A Python workflow for depth map estimation using [Depth-Anything](https://github.com/DepthAnything/Depth-Anything-V2?tab=readme-ov-file). This tool processes images to generate depth maps using the Depth-Anything-V2 model, providing both visual depth maps and numerical depth data. It automatically handles model downloading, environment setup, and provides an easy-to-use interface for batch processing images.
## Features
- Automatic download of pre-trained Depth-Anything-V2 models (large version only)
- Batch processing of images
- Outputs both visual depth maps and raw depth data
- Statistical analysis of depth values
- CSV export of depth statistics
## Installation
Make sure you have Conda installed. If not, download it from [Miniconda](https://docs.anaconda.com/miniconda/)
To set up the project, follow these steps:
```bash
# Clone the repository
git clone https://github.com/Luis-Kr/DepthMap.git
# Navigate into the directory
cd DepthMap
# Run setup script (this will download large models >2GB)
python setup.py
```
## Usage
Run the depth estimation with default settings:
```bash
# Activate the conda environment
conda activate depthmap
# Run the main script to create the depth maps with the default configurations
python -m DepthMap.main
```
### Mac-specific issues (Apple Silicon)
I case the error message `Unexpected error: The operator 'aten::upsample_bicubic2d.out' is not currently implemented for the MPS device` appears when running the script. This occurs because PyTorch's Metal Performance Shaders (MPS) backend for Apple Silicon doesn't yet support all operations. To work around this:
```bash
# Set this environment variable before running
export PYTORCH_ENABLE_MPS_FALLBACK=1
# Or: alternatively, you can add this line to your .zshrc or .bash_profile file to make it persistent across terminal sessions:
echo 'export PYTORCH_ENABLE_MPS_FALLBACK=1' >> ~/.zshrc #same applies for .bash_profile
source ~/.zshrc
```
**Note**: Using this fallback will cause these specific operations to run on CPU instead of GPU, which may result in slightly slower performance.
### Configuration
The default configuration can be found in config/main.yaml. You can override any of these settings via command line:
- `input_folder`: Directory containing input images
- `output.dir`: Directory for saving depth maps
- `depth_measurement`: Choose between "relative" or "metric" depth
- `relative`: Provides relative depth values (better for general use)
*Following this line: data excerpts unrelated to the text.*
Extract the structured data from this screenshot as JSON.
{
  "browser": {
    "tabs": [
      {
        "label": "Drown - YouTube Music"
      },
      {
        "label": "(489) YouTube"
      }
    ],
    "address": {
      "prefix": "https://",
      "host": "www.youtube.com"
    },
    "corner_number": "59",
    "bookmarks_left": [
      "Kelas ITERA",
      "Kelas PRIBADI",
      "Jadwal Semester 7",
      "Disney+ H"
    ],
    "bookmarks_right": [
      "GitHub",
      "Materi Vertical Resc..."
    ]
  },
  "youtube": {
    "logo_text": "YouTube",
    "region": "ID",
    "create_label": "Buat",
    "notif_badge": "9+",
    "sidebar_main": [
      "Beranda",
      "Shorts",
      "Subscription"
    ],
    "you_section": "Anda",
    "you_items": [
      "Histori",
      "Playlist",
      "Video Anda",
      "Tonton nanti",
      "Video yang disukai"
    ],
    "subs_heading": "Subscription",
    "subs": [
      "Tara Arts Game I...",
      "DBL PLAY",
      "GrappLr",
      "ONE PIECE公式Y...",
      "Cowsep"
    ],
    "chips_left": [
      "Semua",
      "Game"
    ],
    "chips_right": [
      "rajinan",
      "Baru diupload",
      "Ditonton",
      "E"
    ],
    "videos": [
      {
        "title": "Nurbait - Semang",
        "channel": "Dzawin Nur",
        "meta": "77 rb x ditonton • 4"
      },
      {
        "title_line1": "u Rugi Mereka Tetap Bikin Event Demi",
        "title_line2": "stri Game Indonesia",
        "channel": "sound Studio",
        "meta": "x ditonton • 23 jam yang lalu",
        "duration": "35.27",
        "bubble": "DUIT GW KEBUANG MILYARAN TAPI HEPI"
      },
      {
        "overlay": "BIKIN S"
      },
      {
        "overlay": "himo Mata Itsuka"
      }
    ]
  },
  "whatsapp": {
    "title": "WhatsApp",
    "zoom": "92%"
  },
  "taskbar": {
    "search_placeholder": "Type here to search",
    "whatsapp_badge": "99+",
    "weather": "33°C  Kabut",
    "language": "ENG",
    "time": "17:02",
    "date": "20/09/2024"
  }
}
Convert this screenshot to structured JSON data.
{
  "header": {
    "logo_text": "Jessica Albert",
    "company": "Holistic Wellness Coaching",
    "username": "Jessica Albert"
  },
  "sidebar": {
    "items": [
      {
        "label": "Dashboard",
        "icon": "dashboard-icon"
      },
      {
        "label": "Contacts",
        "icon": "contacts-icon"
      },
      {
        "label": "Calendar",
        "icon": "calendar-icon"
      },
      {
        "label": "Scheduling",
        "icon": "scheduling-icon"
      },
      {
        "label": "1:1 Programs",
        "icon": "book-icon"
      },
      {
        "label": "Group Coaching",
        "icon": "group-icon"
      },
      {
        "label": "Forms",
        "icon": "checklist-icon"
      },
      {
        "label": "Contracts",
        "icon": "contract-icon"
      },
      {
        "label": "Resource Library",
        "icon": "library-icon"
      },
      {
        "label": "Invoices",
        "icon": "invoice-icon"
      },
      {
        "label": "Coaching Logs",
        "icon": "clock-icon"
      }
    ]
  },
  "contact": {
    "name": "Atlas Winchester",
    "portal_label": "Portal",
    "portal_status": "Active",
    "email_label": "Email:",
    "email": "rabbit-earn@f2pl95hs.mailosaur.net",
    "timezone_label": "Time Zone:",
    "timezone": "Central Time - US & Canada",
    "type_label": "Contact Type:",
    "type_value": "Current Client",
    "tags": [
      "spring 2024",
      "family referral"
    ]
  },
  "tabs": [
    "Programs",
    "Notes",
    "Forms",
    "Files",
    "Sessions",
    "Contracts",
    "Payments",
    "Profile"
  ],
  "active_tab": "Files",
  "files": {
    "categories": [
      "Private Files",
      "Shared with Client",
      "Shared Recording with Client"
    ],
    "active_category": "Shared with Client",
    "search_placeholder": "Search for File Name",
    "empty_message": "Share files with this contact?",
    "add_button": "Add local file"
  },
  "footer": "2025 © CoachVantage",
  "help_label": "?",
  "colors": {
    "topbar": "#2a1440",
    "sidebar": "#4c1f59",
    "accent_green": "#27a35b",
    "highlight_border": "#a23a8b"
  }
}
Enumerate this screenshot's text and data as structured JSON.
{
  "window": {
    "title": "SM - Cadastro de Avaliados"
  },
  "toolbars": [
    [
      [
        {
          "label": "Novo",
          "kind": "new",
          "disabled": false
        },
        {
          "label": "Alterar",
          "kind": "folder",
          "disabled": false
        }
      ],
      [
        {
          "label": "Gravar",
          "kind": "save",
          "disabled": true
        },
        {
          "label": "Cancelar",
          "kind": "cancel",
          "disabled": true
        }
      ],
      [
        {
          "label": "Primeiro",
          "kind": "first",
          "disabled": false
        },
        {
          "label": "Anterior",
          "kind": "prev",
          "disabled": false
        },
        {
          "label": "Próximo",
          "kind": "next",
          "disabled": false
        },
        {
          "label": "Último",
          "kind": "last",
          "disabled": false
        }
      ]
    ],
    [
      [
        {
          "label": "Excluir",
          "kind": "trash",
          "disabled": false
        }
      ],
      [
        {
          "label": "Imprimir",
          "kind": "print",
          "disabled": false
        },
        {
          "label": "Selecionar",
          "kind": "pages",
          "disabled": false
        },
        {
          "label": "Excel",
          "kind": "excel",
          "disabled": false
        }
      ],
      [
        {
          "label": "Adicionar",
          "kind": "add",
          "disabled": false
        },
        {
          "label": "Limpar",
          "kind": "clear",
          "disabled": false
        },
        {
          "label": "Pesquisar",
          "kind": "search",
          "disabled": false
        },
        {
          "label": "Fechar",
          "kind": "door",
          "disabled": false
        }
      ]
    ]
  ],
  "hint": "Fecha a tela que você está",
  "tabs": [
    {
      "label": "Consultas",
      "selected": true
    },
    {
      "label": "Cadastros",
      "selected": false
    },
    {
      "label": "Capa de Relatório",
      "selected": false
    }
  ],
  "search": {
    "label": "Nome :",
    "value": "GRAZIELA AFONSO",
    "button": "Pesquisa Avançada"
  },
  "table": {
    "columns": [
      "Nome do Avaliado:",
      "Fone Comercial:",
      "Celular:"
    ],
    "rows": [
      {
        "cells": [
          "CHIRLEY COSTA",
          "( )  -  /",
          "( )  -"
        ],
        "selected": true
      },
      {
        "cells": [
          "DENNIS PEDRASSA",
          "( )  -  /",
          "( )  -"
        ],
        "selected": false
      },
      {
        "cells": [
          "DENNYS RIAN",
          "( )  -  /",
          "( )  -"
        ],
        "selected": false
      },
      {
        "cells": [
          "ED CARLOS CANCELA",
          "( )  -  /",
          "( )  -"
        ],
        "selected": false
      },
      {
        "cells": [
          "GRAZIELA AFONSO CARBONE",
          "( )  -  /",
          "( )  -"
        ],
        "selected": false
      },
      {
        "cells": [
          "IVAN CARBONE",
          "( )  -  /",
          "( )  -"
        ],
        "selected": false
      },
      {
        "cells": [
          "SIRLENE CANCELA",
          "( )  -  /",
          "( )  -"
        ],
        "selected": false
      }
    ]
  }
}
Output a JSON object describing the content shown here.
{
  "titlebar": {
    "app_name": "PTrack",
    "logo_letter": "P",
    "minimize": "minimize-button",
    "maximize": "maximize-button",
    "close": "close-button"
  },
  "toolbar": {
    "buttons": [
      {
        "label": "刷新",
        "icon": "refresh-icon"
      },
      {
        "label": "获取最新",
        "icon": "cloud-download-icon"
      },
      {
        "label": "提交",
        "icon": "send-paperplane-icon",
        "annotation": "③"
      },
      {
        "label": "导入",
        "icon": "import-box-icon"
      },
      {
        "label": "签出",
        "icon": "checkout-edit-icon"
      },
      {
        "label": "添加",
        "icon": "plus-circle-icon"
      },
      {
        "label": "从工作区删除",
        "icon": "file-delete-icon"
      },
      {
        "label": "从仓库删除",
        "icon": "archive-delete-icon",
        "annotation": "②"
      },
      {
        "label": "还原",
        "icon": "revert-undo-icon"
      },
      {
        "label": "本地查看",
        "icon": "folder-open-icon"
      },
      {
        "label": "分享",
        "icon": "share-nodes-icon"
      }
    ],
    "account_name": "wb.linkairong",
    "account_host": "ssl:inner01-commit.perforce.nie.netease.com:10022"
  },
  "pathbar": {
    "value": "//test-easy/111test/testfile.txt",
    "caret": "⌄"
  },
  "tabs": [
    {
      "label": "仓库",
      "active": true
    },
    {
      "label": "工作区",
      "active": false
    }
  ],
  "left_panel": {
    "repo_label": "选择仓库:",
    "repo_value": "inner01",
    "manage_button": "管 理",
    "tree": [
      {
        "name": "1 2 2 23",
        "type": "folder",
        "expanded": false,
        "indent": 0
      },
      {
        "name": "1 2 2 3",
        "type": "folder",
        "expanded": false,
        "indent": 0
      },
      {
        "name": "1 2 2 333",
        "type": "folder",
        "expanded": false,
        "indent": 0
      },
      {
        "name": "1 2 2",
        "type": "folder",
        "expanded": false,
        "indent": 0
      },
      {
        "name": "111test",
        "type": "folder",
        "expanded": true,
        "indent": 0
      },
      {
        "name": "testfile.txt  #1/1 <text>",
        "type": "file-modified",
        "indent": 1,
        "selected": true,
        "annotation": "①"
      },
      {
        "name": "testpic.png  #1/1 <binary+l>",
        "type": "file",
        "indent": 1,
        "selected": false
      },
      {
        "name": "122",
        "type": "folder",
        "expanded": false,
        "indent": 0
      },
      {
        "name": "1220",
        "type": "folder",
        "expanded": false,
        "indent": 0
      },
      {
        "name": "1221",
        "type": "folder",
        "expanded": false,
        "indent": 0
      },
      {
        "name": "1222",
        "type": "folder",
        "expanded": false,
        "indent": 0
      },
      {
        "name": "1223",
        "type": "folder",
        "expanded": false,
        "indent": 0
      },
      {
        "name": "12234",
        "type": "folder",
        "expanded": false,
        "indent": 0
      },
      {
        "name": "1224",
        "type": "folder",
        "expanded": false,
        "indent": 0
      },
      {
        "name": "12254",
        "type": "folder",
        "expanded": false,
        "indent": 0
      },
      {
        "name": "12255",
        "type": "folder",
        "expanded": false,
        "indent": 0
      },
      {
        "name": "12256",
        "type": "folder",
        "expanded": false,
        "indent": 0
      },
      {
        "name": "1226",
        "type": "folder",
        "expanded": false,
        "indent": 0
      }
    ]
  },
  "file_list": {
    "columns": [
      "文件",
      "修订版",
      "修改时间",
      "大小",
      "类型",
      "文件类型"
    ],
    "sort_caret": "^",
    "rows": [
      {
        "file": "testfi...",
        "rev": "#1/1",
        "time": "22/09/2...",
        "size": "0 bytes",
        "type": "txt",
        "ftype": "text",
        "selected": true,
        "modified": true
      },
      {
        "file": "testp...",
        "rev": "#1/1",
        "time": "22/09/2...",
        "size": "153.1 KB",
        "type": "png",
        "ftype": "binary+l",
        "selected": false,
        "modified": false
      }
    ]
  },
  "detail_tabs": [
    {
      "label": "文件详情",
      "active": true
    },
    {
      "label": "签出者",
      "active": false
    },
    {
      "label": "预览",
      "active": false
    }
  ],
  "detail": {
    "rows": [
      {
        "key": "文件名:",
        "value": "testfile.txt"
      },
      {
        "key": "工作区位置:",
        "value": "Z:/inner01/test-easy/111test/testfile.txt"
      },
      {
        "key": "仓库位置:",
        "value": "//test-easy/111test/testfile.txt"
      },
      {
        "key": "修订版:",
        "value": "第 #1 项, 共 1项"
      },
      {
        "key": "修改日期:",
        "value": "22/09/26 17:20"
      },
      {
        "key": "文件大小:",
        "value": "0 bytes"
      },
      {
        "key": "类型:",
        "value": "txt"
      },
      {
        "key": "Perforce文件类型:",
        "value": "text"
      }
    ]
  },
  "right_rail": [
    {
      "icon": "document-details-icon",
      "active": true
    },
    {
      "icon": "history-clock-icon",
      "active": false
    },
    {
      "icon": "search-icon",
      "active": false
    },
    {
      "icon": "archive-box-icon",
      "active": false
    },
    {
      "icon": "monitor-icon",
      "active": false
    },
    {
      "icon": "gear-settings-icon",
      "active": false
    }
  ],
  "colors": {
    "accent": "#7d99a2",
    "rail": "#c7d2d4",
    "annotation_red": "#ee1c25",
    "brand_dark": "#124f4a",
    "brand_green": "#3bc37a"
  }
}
- `metric`: Fine-tuned version that attempts to predict actual depth in meters
- `encoder`: Model encoder type (currently only "vitl" supported)
- `dataset`: For metric depth, choose between:
- `hypersim`: Optimized for indoor scenes
- `vkitti`: Optimized for outdoor scenes
- `max_depth`: Maximum depth (in meters) to be expected in the input image (only for metric depth)
Example with multiple parameters:
```bash
python -m DepthMap.main \
input_folder=my_images \
output.dir=results \
depth_measurement=metric \
dataset=hypersim \
max_depth=10
```
## Output
The tool generates:
1. Colored depth maps in `/images/`
2. Raw depth arrays in `/arrays/`
3. CSV file with depth statistics including:
- 5th percentile depth
- 95th percentile depth
- Mean depth
- Median depth
## Requirements
- Python 3.8+
- CUDA-capable GPU (recommended)
- Conda package manager
## License
This project has two licensing components:
1. **Depth-Anything Model**: The Depth-Anything model is governed by its own license terms. You must comply with the [Depth-Anything License](https://github.com/DepthAnything/Depth-Anything-V2/blob/main/LICENSE) for any use of the model.
2. **This Project**: The DepthMap workflow code (excluding the Depth-Anything model) is released under the MIT License. See the [LICENSE](LICENSE) file for details.